Hint: If it is necessary that the input variable reflects the values of attributes changed by the pipelet (e.g. because it is needed in a following condition and you cannot use the single output record of the pipelet itself for the test) you must copy the output record back to the input variable using a bit of BPEL code:

  ...
  <extensionActivity>
    <proc:invokePipelet name="some pipelet">
    <proc:pipelet class="org.eclipse.smila.example.Pipelet" />
    <proc:variables input="request" index="index" output="oneRecord"/>
  </extensionActivity>
 <assign name="copy result into original variable for next tests">
    <copy>
      <from>$oneRecord.records/rec:Record[1]</from>
      <to>$request.records/rec:Record[position()=$index]</to>
    </copy>
  </assign>
  ...

See the AddPipeline.bpel in the standard SMILA configuration for an example with complete context.

Pipeline invocations

You can also invoke one pipeline from another to group pipelet invocations that belong together.

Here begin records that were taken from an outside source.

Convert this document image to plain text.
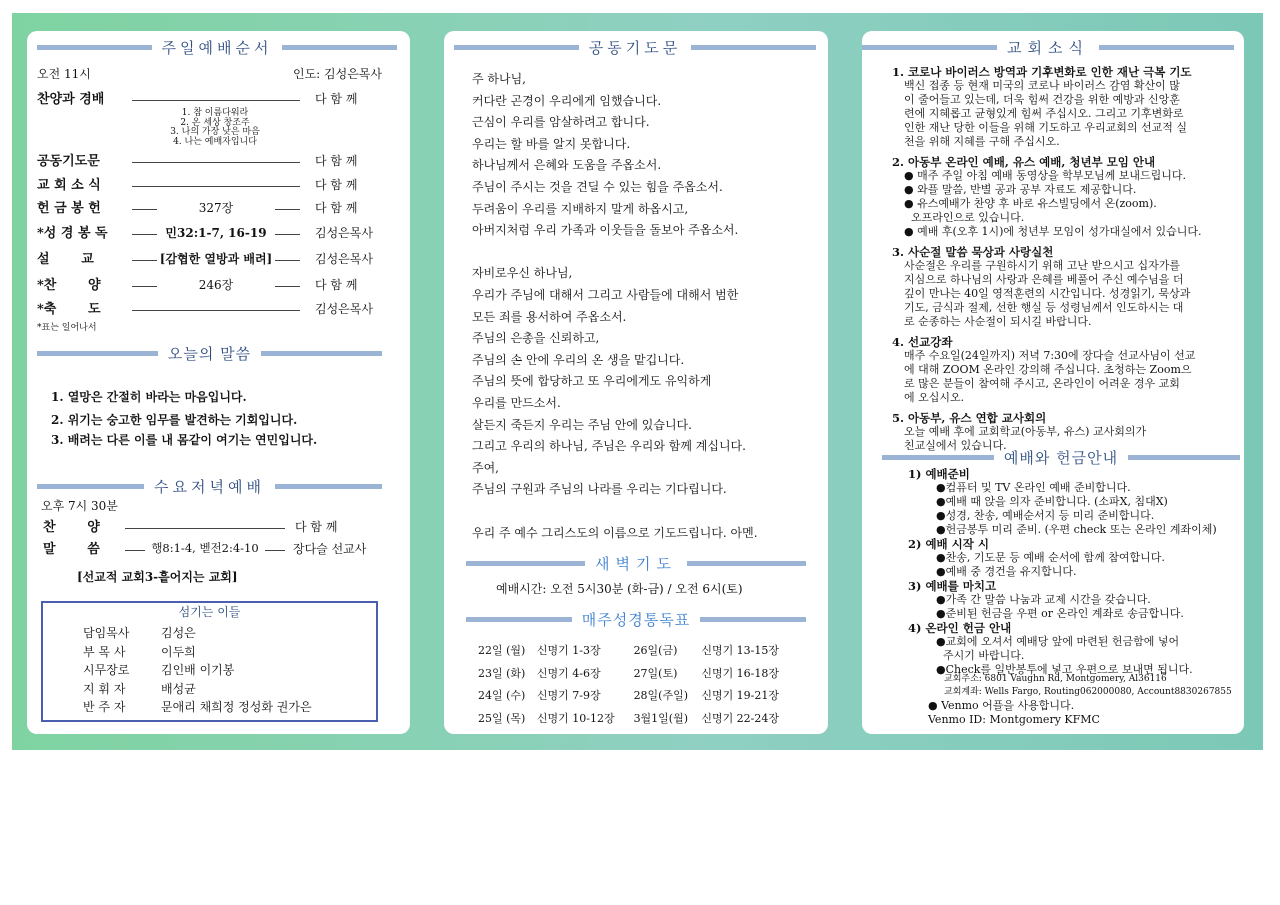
주일예배순서
오전 11시	인도: 김성은목사
찬양과 경배	다 함 께
공동기도문	다 함 께
교 회 소 식	다 함 께
헌 금 봉 헌	327장	다 함 께
*성 경 봉 독	민32:1-7, 16-19	김성은목사
설       교	[감협한 열방과 배려]	김성은목사
*찬       양	246장	다 함 께
*축       도	김성은목사
1. 참 이름다워라
2. 온 세상 창조주
3. 나의 가장 낮은 마음
4. 나는 예배자입니다
*표는 일어나서
오늘의 말씀
1. 열망은 간절히 바라는 마음입니다.
2. 위기는 숭고한 임무를 발견하는 기회입니다.
3. 배려는 다른 이를 내 몸같이 여기는 연민입니다.
수요저녁예배
오후 7시 30분
찬       양	다 함 께
말       씀	행8:1-4, 벧전2:4-10	장다슬 선교사
[선교적 교회3-흩어지는 교회]
섬기는 이들
담임목사	김성은
부 목 사	이두희
시무장로	김인배 이기봉
지 휘 자	배성균
반 주 자	문애리 채희정 정성화 권가은
공동기도문
주 하나님,
커다란 곤경이 우리에게 임했습니다.
근심이 우리를 암살하려고 합니다.
우리는 할 바를 알지 못합니다.
하나님께서 은혜와 도움을 주옵소서.
주님이 주시는 것을 견딜 수 있는 힘을 주옵소서.
두려움이 우리를 지배하지 말게 하옵시고,
아버지처럼 우리 가족과 이웃들을 돌보아 주옵소서.
자비로우신 하나님,
우리가 주님에 대해서 그리고 사람들에 대해서 범한
모든 죄를 용서하여 주옵소서.
주님의 은총을 신뢰하고,
주님의 손 안에 우리의 온 생을 맡깁니다.
주님의 뜻에 합당하고 또 우리에게도 유익하게
우리를 만드소서.
살든지 죽든지 우리는 주님 안에 있습니다.
그리고 우리의 하나님, 주님은 우리와 함께 계십니다.
주여,
주님의 구원과 주님의 나라를 우리는 기다립니다.
우리 주 예수 그리스도의 이름으로 기도드립니다. 아멘.
새벽기도
예배시간: 오전 5시30분 (화-금) / 오전 6시(토)
매주성경통독표
22일 (월)	신명기 1-3장	26일(금)	신명기 13-15장
23일 (화)	신명기 4-6장	27일(토)	신명기 16-18장
24일 (수)	신명기 7-9장	28일(주일)	신명기 19-21장
25일 (목)	신명기 10-12장	3월1일(월)	신명기 22-24장
교회소식

1. 코로나 바이러스 방역과 기후변화로 인한 재난 극복 기도

백신 접종 등 현재 미국의 코로나 바이러스 감염 확산이 많

이 줄어들고 있는데, 더욱 힘써 건강을 위한 예방과 신앙훈

련에 지혜롭고 균형있게 힘써 주십시오. 그리고 기후변화로

인한 재난 당한 이들을 위해 기도하고 우리교회의 선교적 실

천을 위해 지혜를 구해 주십시오.

2. 아동부 온라인 예배, 유스 예배, 청년부 모임 안내

● 매주 주일 아침 예배 동영상을 학부모님께 보내드립니다.

● 와플 말씀, 반별 공과 공부 자료도 제공합니다.

● 유스예배가 찬양 후 바로 유스빌딩에서 온(zoom).

오프라인으로 있습니다.

● 예배 후(오후 1시)에 청년부 모임이 성가대실에서 있습니다.

3. 사순절 말씀 묵상과 사랑실천

사순절은 우리를 구원하시기 위해 고난 받으시고 십자가를

지심으로 하나님의 사랑과 은혜를 베풀어 주신 예수님을 더

깊이 만나는 40일 영적훈련의 시간입니다. 성경읽기, 묵상과

기도, 금식과 절제, 선한 행실 등 성령님께서 인도하시는 대

로 순종하는 사순절이 되시길 바랍니다.

4. 선교강좌

매주 수요일(24일까지) 저녁 7:30에 장다슬 선교사님이 선교

에 대해 ZOOM 온라인 강의해 주십니다. 초청하는 Zoom으

로 많은 분들이 참여해 주시고, 온라인이 어려운 경우 교회

에 오십시오.

5. 아동부, 유스 연합 교사회의

오늘 예배 후에 교회학교(아동부, 유스) 교사회의가

친교실에서 있습니다.

예배와 헌금안내

1) 예배준비

●컴퓨터 및 TV 온라인 예배 준비합니다.

●예배 때 앉을 의자 준비합니다. (소파X, 침대X)

●성경, 찬송, 예배순서지 등 미리 준비합니다.

●헌금봉투 미리 준비. (우편 check 또는 온라인 계좌이체)

2) 예배 시작 시

●찬송, 기도문 등 예배 순서에 함께 참여합니다.

●예배 중 경건을 유지합니다.

3) 예배를 마치고

●가족 간 말씀 나눔과 교제 시간을 갖습니다.

●준비된 헌금을 우편 or 온라인 계좌로 송금합니다.

4) 온라인 헌금 안내

●교회에 오셔서 예배당 앞에 마련된 헌금함에 넣어

주시기 바랍니다.

●Check를 일반봉투에 넣고 우편으로 보내면 됩니다.

교회주소: 6801 Vaughn Rd, Montgomery, Al36116

교회계좌: Wells Fargo, Routing062000080, Account8830267855

● Venmo 어플을 사용합니다.

Venmo ID: Montgomery KFMC
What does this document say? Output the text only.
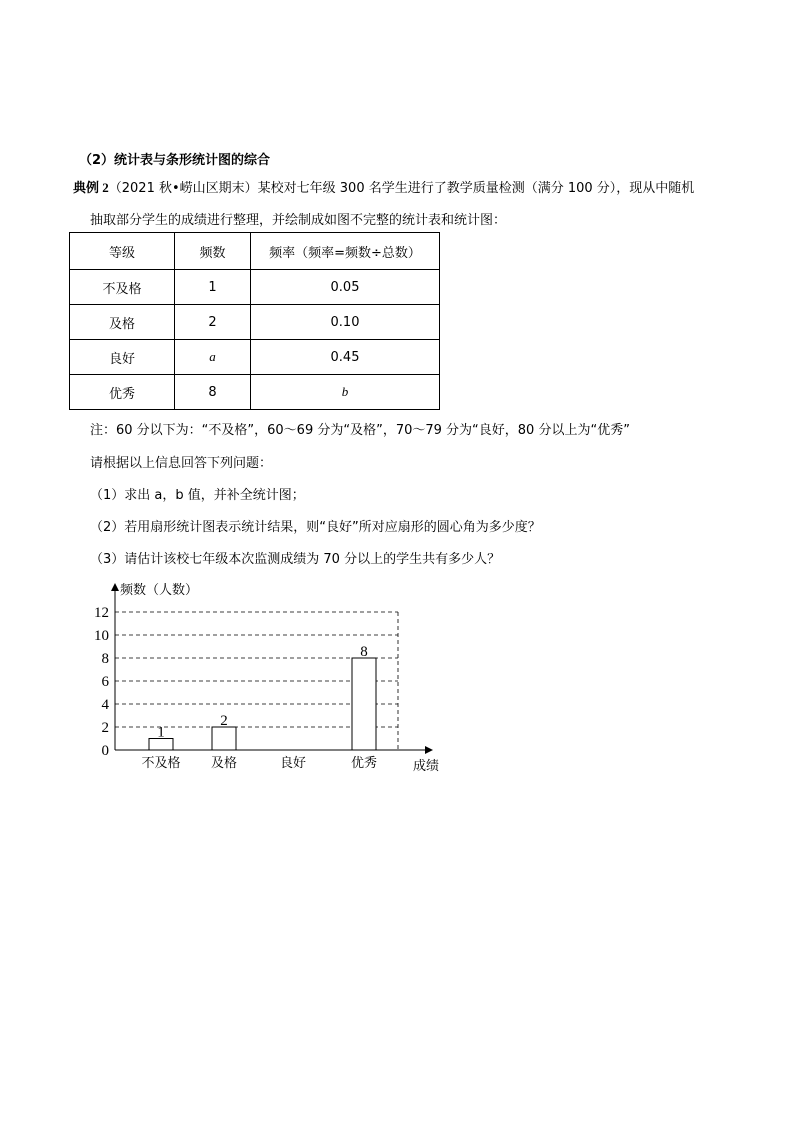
（2）统计表与条形统计图的综合
典例 2（2021 秋•崂山区期末）某校对七年级 300 名学生进行了教学质量检测（满分 100 分），现从中随机
抽取部分学生的成绩进行整理，并绘制成如图不完整的统计表和统计图：
等级	频数	频率（频率=频数÷总数）
不及格	1	0.05
及格	2	0.10
良好	a	0.45
优秀	8	b
注：60 分以下为：“不及格”，60～69 分为“及格”，70～79 分为“良好，80 分以上为“优秀”
请根据以上信息回答下列问题：
（1）求出 a，b 值，并补全统计图；
（2）若用扇形统计图表示统计结果，则“良好”所对应扇形的圆心角为多少度？
（3）请估计该校七年级本次监测成绩为 70 分以上的学生共有多少人？
0
2
4
6
8
10
12
频数（人数）
成绩
1
不及格
2
及格	良好
8
优秀
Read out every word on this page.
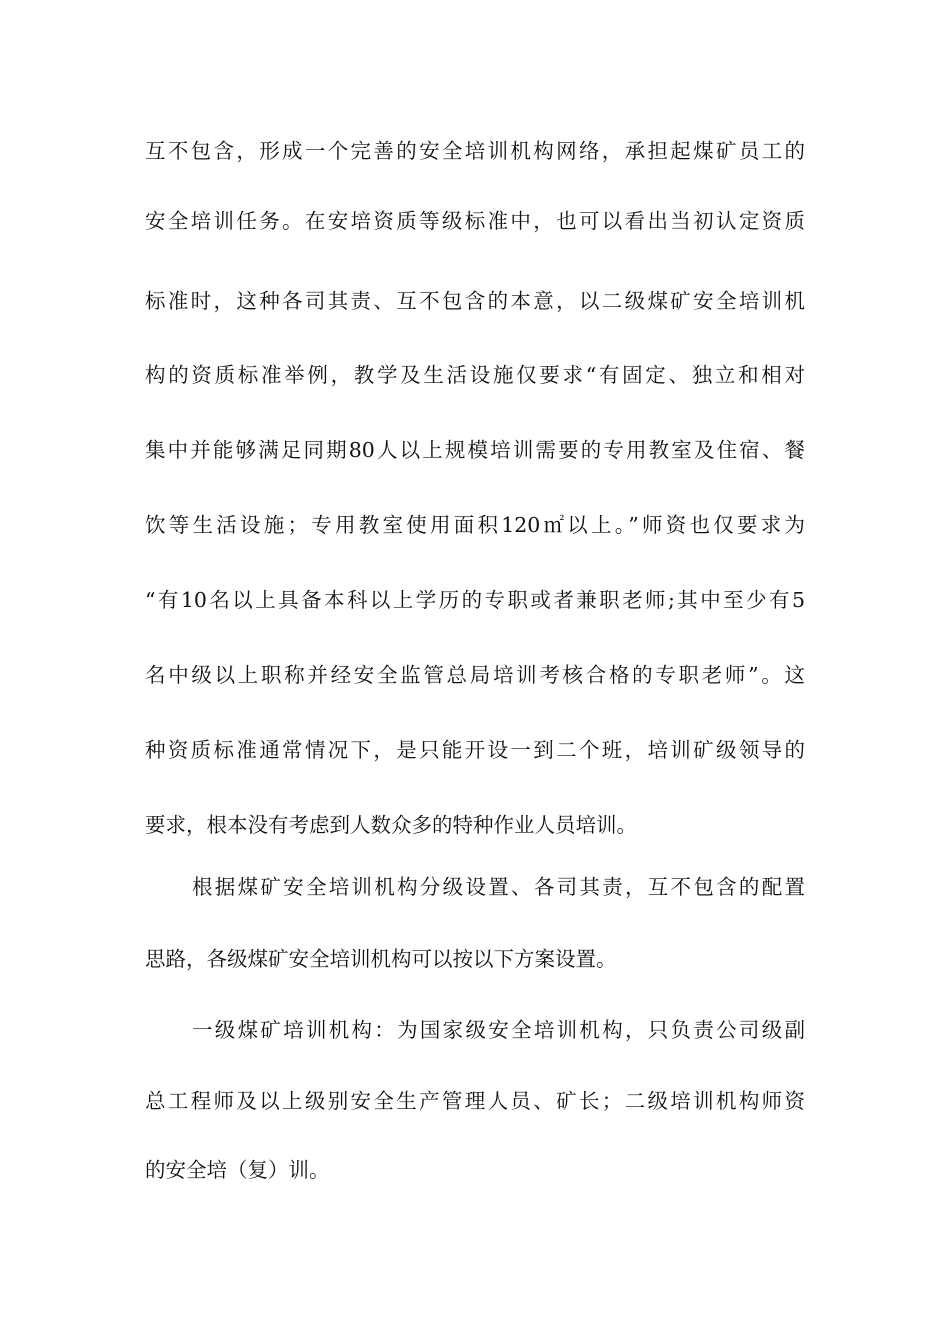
互不包含，形成一个完善的安全培训机构网络，承担起煤矿员工的
安全培训任务。在安培资质等级标准中，也可以看出当初认定资质
标准时，这种各司其责、互不包含的本意，以二级煤矿安全培训机
构的资质标准举例，教学及生活设施仅要求“有固定、独立和相对
集中并能够满足同期80人以上规模培训需要的专用教室及住宿、餐
饮等生活设施；专用教室使用面积120㎡以上。”师资也仅要求为
“有10名以上具备本科以上学历的专职或者兼职老师;其中至少有5
名中级以上职称并经安全监管总局培训考核合格的专职老师”。这
种资质标准通常情况下，是只能开设一到二个班，培训矿级领导的
要求，根本没有考虑到人数众多的特种作业人员培训。
根据煤矿安全培训机构分级设置、各司其责，互不包含的配置
思路，各级煤矿安全培训机构可以按以下方案设置。
一级煤矿培训机构：为国家级安全培训机构，只负责公司级副
总工程师及以上级别安全生产管理人员、矿长；二级培训机构师资
的安全培（复）训。
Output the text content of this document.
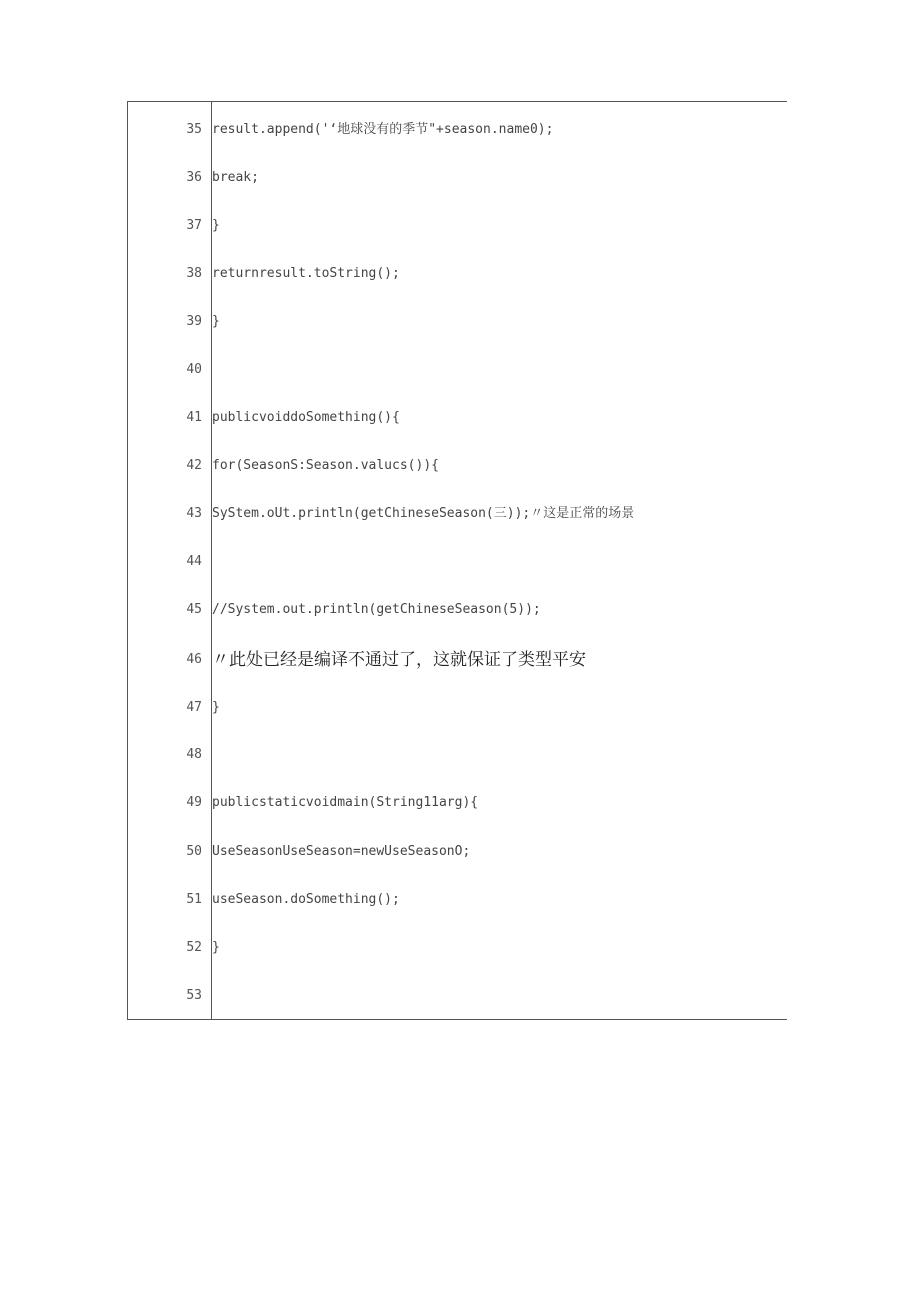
35 result.append('‘地球没有的季节"+season.name0);
36 break;
37 }
38 returnresult.toString();
39 }
40
41 publicvoiddoSomething(){
42 for(SeasonS:Season.valucs()){
43 SyStem.oUt.println(getChineseSeason(三));〃这是正常的场景
44
45 //System.out.println(getChineseSeason(5));
46 〃此处已经是编译不通过了，这就保证了类型平安
47 }
48
49 publicstaticvoidmain(String11arg){
50 UseSeasonUseSeason=newUseSeasonO;
51 useSeason.doSomething();
52 }
53
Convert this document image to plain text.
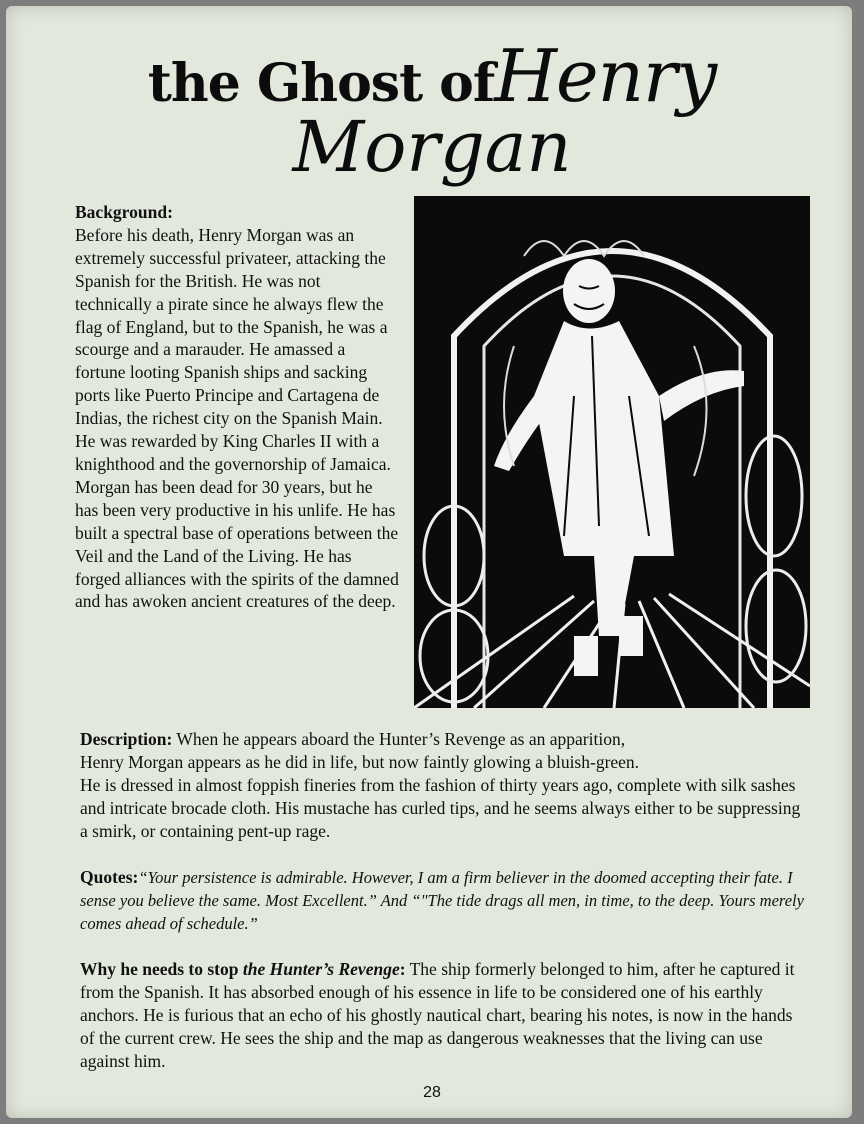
the Ghost ofHenry
Morgan
Background:
Before his death, Henry Morgan was an extremely successful privateer, attacking the Spanish for the British. He was not technically a pirate since he always flew the flag of England, but to the Spanish, he was a scourge and a marauder. He amassed a fortune looting Spanish ships and sacking ports like Puerto Principe and Cartagena de Indias, the richest city on the Spanish Main. He was rewarded by King Charles II with a knighthood and the governorship of Jamaica. Morgan has been dead for 30 years, but he has been very productive in his unlife. He has built a spectral base of operations between the Veil and the Land of the Living. He has forged alliances with the spirits of the damned and has awoken ancient creatures of the deep.
Description: When he appears aboard the Hunter’s Revenge as an apparition,
Henry Morgan appears as he did in life, but now faintly glowing a bluish-green.
He is dressed in almost foppish fineries from the fashion of thirty years ago, complete with silk sashes and intricate brocade cloth. His mustache has curled tips, and he seems always either to be suppressing a smirk, or containing pent-up rage.
Quotes:“Your persistence is admirable. However, I am a firm believer in the doomed accepting their fate. I sense you believe the same. Most Excellent.” And “"The tide drags all men, in time, to the deep. Yours merely comes ahead of schedule.”
Why he needs to stop the Hunter’s Revenge: The ship formerly belonged to him, after he captured it from the Spanish. It has absorbed enough of his essence in life to be considered one of his earthly anchors. He is furious that an echo of his ghostly nautical chart, bearing his notes, is now in the hands of the current crew. He sees the ship and the map as dangerous weaknesses that the living can use against him.
28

To do this you have to use the standard BPEL invoke activity to invoke a BPEL partner link for the sub pipeline:

  • define a partner link in the <partnerLinks> section of the BPEL file, replace $SUBPIPELINENAME with the name of pipeline to invoke as defined in its <process> element:
<partnerLinks>
  <partnerLink name="Pipeline" partnerLinkType="proc:ProcessorPartnerLinkType" myRole="service" />
  <partnerLink name="$SUBPIPELINENAME" partnerLinkType="proc:ProcessorPartnerLinkType" partnerRole="service" />
</partnerLinks>
  • add an BPEL <invoke> activity between <receive> and <reply>, replace $SUBPIPELINENAME with the pipeline name and adapt the inputVariable and outputVariable attributes if necessary (omitting outputVariable is not allowed here!):
<invoke name="invokeSubPipeline" operation="process" portType="proc:ProcessorPortType" 
  partnerLink="$SUBPIPELINENAME" inputVariable="request" outputVariable="request" />
  • add a declaration for the partner link in the deploy.xml entry of your pipeline:
<deploy xmlns="http://www.apache.org/ode/schemas/dd/2007/03" xmlns:proc="http://www.eclipse.org/smila/processor">
    <process name="proc:$PIPELINENAME">
        <in-memory>true</in-memory>
        <provide partnerLink="Pipeline">
            <service name="proc:$PIPELINENAME" port="ProcessorPort" />
        </provide>
        <invoke partnerLink="$SUBPIPELINENAME">
            <service name="proc:$SUBPIPELINENAME" port="ProcessorPort" />
        </invoke>
    </process>
</deploy>

Advanced process definition

You can of course use all other BPEL elements, too, to create your pipelines like conditions, iterations, parallel flows, invocation of external Web Services, etc. However, to describe them is beyond the scope of this introduction and requires "real" knowledge about BPEL and XPath (and WSDL, for invoking Web Services).